AB liderlerinin 25-26 Mart'taki zirvesinde Yunanistan'ın kurtarılması için, üçte ikisi avro ülkelerinin açacağı kredilerden ve kalanı Uluslararası Para Fonundan karşılanmak üzere 20-22 milyar avroluk yardım paketi üzerinde prensipte görüş birliği sağlanmış, faiz oranı ve kredi vadesi gibi detayların daha sonra belirlenmesi kararlaştırılmıştı.
Yunanistan'ın geçen yıl toplam ekonomik büyüklüğünün yüzde 12,7'sine ulaşan rekor bütçe açığını düşürmek için açıkladığı önlemlerden tatmin olmayan piyasalarda 10 yıl vadeli Yunan tahvillerinin faiz oranı geçen hafta yüzde 7,58'e kadar yükselince, bu ülkenin artık kendi başına borçlanamayacağı ve dış yardım almadan iflastan kurtulamayacağı görüşü ağırlık kazanmıştı.
Maliye Bakanı Papakostandinu ise, 15 Nisanda AB Komisyonu, Avrupa Merkez Bankası ve IMF'ye bir mektup göndererek uzun vadeli ekonomi politikası üzerinde müzakere istemişti.

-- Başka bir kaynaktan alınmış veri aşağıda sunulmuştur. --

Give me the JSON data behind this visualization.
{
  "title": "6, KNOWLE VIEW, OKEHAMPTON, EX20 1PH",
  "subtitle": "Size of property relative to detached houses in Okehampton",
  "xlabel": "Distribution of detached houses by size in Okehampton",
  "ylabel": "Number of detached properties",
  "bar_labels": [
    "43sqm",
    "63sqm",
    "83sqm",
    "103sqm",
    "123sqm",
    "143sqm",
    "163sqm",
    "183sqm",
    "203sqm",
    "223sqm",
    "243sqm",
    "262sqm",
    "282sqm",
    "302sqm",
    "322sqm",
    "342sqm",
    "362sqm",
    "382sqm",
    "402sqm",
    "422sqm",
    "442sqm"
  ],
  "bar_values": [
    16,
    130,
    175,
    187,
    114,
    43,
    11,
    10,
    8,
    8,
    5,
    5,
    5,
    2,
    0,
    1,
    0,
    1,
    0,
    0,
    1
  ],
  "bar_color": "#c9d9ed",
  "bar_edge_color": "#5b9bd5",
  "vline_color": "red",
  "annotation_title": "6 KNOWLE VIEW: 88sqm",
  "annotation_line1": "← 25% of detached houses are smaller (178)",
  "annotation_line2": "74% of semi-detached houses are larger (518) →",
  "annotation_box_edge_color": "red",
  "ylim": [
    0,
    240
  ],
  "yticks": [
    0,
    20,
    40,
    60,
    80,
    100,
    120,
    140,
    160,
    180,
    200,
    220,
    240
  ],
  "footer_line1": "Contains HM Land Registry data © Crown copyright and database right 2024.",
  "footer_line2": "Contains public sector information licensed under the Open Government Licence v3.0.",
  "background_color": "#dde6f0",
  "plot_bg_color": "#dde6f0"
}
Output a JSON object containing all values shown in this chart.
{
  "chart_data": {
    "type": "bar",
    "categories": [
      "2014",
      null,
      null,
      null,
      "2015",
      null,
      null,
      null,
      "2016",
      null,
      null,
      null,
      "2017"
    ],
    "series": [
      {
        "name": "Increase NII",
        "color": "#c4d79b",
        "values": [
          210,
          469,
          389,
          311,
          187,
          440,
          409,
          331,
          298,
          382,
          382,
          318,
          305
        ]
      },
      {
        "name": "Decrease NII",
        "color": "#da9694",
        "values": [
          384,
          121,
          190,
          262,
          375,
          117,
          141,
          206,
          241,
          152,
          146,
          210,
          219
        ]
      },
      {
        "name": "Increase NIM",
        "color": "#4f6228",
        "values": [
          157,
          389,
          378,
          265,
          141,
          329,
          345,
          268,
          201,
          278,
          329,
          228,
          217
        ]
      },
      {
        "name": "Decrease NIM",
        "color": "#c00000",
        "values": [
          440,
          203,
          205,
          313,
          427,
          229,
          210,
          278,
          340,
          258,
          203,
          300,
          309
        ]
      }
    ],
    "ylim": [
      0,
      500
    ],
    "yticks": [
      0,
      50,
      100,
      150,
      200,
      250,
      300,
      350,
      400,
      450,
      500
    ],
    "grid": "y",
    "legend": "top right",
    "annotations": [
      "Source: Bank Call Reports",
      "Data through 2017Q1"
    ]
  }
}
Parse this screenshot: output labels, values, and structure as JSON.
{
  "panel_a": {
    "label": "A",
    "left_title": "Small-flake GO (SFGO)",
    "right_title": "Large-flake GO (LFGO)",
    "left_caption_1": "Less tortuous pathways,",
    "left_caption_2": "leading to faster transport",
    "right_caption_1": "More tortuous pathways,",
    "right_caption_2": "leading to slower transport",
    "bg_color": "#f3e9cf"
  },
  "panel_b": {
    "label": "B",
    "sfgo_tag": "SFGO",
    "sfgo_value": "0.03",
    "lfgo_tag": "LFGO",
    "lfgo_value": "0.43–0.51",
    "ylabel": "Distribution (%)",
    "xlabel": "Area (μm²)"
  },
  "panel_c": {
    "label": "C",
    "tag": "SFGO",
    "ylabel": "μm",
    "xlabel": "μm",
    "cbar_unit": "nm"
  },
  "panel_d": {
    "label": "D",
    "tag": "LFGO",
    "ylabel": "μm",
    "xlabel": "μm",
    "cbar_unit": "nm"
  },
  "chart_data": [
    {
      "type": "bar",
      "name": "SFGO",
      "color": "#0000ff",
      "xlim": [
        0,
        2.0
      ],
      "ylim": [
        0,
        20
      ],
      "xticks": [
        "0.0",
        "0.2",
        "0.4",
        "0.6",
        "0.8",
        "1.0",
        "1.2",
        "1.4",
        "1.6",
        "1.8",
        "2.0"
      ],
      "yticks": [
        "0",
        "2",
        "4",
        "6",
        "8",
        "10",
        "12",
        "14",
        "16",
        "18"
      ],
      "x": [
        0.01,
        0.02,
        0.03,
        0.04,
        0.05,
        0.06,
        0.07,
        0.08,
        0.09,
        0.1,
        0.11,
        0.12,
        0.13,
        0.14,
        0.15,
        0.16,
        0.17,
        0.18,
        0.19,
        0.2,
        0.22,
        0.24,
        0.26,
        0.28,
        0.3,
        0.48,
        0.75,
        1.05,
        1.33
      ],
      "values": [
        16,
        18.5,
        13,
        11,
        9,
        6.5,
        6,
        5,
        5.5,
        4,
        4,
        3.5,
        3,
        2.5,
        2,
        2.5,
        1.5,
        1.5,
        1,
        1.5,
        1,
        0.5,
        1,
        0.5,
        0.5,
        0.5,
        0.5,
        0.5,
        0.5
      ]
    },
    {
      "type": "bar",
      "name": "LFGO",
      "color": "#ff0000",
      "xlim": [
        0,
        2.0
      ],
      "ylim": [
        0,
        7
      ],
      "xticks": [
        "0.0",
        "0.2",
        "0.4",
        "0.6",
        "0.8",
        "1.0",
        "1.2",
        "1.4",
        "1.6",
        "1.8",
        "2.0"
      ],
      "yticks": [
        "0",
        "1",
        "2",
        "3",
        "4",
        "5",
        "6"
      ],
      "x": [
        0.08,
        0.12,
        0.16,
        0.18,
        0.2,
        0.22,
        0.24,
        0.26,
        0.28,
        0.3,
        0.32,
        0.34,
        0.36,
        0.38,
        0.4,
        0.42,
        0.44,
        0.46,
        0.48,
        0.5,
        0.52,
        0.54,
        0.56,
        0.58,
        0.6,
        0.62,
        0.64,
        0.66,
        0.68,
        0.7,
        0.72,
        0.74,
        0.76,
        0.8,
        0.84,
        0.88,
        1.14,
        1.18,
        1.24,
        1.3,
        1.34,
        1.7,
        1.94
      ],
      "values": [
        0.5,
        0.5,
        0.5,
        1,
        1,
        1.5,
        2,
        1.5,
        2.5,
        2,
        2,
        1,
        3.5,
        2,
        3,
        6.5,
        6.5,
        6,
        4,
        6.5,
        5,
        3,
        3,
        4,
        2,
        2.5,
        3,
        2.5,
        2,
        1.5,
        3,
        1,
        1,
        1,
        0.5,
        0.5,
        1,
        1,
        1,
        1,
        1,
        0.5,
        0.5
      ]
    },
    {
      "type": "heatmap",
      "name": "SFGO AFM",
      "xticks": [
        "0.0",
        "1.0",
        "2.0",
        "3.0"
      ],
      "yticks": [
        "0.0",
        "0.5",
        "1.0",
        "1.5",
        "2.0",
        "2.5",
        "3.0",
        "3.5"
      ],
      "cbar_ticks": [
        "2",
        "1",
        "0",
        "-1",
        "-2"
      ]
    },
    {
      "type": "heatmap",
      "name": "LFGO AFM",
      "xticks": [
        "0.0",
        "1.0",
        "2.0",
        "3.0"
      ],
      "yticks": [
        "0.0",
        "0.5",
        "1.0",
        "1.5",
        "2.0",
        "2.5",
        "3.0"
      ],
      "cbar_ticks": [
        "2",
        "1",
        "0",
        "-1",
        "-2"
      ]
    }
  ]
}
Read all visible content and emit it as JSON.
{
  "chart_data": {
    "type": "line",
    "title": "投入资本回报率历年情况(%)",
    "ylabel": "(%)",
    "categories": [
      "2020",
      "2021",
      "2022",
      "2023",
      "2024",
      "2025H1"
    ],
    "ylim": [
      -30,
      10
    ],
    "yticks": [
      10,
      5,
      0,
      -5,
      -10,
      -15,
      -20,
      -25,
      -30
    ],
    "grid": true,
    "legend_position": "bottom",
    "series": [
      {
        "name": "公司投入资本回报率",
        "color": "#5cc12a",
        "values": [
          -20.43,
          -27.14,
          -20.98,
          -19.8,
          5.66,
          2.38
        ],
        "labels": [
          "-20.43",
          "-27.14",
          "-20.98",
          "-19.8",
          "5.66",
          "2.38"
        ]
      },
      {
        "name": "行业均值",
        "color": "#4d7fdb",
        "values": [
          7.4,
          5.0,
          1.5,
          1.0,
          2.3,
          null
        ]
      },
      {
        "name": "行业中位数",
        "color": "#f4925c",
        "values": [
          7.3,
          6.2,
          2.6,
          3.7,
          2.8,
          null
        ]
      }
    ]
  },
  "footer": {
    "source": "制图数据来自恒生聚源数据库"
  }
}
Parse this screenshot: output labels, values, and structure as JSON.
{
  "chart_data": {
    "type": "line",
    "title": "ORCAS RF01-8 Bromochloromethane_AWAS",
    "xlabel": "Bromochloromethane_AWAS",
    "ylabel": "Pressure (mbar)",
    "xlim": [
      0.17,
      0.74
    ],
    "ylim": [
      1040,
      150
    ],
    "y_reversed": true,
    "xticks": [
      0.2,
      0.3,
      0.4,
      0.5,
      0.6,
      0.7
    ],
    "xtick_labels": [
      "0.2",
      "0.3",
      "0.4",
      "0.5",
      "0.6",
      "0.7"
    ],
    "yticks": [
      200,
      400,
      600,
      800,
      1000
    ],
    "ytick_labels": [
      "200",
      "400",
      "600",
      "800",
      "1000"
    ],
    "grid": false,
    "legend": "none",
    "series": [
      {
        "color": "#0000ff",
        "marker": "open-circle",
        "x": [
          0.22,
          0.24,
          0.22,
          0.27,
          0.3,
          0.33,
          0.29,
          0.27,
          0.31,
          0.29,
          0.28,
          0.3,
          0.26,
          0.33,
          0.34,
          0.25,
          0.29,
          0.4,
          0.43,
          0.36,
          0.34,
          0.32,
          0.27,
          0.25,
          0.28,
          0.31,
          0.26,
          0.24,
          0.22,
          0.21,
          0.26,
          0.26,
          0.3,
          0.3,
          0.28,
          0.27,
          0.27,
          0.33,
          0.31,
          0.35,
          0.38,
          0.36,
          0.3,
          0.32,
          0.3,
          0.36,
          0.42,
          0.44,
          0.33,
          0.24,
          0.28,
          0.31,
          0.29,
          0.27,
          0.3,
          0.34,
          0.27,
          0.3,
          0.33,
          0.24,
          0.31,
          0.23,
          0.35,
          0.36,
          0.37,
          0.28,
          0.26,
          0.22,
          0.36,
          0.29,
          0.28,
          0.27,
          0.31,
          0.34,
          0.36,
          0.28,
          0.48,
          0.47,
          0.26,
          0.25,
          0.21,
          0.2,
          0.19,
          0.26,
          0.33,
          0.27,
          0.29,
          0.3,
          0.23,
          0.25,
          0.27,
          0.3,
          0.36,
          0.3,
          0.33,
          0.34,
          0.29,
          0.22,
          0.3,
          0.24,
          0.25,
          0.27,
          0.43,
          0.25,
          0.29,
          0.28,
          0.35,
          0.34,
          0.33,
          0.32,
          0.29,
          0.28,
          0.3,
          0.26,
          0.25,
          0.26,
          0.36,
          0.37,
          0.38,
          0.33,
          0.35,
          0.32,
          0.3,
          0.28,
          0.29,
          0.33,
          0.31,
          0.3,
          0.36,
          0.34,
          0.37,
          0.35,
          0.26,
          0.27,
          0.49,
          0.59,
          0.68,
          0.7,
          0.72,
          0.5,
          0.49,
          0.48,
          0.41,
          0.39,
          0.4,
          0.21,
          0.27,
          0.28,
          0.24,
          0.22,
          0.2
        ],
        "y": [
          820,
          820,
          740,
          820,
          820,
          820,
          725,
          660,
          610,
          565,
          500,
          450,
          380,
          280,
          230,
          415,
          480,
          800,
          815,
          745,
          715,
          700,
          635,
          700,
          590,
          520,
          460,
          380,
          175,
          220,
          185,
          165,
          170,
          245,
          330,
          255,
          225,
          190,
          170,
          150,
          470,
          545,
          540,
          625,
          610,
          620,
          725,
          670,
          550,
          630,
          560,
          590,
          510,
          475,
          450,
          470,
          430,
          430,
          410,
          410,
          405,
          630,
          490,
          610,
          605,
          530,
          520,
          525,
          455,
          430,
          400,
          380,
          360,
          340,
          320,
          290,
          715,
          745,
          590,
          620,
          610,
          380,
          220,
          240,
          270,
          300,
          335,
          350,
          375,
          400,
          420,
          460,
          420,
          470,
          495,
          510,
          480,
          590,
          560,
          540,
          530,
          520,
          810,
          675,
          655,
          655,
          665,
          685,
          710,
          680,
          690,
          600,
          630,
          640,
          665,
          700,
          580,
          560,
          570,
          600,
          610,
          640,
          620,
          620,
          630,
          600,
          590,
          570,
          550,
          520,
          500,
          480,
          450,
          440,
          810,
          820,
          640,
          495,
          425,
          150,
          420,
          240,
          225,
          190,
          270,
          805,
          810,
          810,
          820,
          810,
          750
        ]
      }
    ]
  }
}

Yunan televizyonları, ''Yunanistan'ın yardım mekanizmasının çalıştırmasına bir adım daha yaklaştığı'' değerlendirmesiyle verdikleri habere göre, Papakostandinu, söz konusu mektubuyla, 11 Nisan 2010 tarihli, Avro kuşağı ülkelerin Yunanistan'a destekleri yönündeki açıklamalar çerçevesinde, Yunan makamlarının, AB Komisyonu, Avrupa Merkez Bankası ve Uluslararası Para Fonu (IMF) ile, Şubat ayı ECOFIN kararlarının temel alınacağı, ekonomi politikası içerikli uzun vadeli bir program hakkında müzakere istediklerini ifade ettiğini''
duyurmuşlardı.
Mektupta, söz konusu programın, Yunan makamlarının yardım talebinde bulunmaları halinde, Avro kuşağı ülkeleriyle IMF tarafından desteklenecek nitelik olması konusunun da gündeme getirildiği belirtilmişti.
Yunanistan'ın 300 milyar avroya ulaşan borçlarını çevirebilmek için Mayıs ayı sonuna kadar 22 milyar avroluk tahvil satması gerekiyor.